October 13, 2015

Last Two Members of the Jamal Dean Getaway Team Sentenced

The last two members of the Jamal Dean Getaway Team were sentenced today in federal court for their roles in obstructing a joint state-federal investigation and search for Jamal Dean in April and May of 2013.

“The arrests, convictions and sentencing’s in both the Jamal Dean case and the related Jamal Dean Getaway Team cases are the result of a law enforcement partners at the federal, state and local levels working together to help make Woodbury County and the surrounding region safer for everyone,” said U.S. Attorney for the Northern District of Iowa Kevin W. Techau.

Techau also noted, “We will continue to work side-by-side with our law enforcement partners to vigorously investigate and prosecute those who break the law and particularly those who commit violent offenses.”

Evette Morris-Hernandez, age 34 (a F-13 gang member), of Sioux City, Iowa, and Esteban Hernandez, age 36 (her husband at the time), of Mercedes, Texas, received the sentences after guilty pleas to conspiring to defraud the United States by interfering with the federal investigation of and search for Jamal Dean.

Evidence presented at their guilty plea and sentencing hearings revealed that from about April 30, 2013 to May 5, 2014, the pair moved Jamal Dean from Ingmar Hernandez’s South Sioux City, Nebraska home, to Anna Baker’s home on the Winnebago Indian reservation, to the Palmer House Hotel in Sioux City, Iowa, and ultimately to within 70 miles of the Texas/Mexico Boarder to help him escape the joint state and federal investigation and manhunt of which he was then the subject.

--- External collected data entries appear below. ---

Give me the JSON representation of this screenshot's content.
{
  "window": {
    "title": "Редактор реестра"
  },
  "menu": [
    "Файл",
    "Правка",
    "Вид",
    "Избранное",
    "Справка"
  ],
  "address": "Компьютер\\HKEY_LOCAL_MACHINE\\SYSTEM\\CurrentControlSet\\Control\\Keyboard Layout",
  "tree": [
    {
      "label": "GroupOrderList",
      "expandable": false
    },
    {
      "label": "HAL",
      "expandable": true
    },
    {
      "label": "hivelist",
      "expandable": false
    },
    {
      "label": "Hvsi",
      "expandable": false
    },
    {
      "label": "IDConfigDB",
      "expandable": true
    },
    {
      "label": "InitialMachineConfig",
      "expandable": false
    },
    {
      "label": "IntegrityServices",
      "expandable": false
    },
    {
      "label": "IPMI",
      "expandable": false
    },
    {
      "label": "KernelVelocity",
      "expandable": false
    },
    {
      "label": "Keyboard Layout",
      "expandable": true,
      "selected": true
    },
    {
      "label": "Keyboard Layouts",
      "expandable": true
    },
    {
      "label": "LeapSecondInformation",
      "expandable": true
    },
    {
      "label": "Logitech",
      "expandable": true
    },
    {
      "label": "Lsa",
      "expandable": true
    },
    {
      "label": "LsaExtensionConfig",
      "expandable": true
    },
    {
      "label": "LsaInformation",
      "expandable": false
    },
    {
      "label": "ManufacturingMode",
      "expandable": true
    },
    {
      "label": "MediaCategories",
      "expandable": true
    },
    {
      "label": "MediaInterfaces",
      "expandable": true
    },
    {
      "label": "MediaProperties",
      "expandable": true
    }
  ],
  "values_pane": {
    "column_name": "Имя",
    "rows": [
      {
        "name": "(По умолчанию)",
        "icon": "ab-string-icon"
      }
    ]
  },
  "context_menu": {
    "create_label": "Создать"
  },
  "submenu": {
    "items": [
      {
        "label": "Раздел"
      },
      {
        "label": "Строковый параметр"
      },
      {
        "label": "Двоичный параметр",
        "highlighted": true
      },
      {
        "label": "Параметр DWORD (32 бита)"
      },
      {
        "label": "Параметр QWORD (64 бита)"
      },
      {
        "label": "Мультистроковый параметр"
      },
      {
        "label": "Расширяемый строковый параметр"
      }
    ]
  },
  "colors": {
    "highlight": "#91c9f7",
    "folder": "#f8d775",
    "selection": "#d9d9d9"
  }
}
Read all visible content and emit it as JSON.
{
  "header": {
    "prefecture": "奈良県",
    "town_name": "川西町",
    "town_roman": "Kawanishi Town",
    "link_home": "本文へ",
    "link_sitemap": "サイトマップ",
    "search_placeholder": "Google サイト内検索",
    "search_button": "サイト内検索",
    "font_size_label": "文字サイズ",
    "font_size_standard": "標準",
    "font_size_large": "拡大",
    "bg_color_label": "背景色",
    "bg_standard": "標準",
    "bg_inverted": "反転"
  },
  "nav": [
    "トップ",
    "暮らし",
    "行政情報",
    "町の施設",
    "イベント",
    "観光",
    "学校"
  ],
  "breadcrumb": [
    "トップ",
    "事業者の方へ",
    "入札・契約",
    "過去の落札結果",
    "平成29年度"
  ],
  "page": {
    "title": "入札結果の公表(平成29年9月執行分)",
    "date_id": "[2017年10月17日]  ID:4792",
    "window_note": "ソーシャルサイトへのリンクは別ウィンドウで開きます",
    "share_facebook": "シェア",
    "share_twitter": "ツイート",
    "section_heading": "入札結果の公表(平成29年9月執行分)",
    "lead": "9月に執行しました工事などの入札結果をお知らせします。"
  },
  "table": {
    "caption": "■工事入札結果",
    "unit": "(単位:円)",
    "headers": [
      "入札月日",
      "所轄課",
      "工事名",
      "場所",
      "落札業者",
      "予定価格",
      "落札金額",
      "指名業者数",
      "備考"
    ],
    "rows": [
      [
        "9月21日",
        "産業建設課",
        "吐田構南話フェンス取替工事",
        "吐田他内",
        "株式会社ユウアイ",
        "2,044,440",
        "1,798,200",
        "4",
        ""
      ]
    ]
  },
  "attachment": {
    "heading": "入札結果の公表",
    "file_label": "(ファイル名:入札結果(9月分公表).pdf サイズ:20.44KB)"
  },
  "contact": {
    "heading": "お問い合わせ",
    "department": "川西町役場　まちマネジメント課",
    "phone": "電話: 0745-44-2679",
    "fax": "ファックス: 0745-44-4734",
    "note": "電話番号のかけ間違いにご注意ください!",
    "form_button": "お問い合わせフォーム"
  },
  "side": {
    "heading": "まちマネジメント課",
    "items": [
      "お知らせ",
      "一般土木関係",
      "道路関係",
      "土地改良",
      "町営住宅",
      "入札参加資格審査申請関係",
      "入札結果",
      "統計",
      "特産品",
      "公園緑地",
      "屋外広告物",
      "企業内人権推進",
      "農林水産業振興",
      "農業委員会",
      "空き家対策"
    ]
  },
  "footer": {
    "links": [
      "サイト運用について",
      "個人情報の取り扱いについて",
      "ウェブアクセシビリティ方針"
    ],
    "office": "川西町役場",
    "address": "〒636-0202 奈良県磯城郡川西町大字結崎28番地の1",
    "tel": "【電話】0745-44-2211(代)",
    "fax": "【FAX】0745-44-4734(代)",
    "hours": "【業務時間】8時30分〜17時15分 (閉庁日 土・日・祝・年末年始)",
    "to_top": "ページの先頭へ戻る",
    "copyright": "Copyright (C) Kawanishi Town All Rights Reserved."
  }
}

Evette Morris-Hernandez and Esteban Hernandez were sentenced today in Sioux City by United States District Court Judge Mark W. Bennett. Evette Morris-Hernandez was sentenced to 41 months’ imprisonment. A special assessment of $100 was imposed. She must serve a three-year term of supervised release after the prison term. There is no parole in the federal system.

Esteban Hernandez was sentenced to 6-months’ imprisonment. A special assessment of $100 was imposed. He must serve a one-year term of supervised release after the prison term. There is no parole in the federal system.

Both defendants will surrender to the Bureau of Prisons on a date yet to be set by the Court.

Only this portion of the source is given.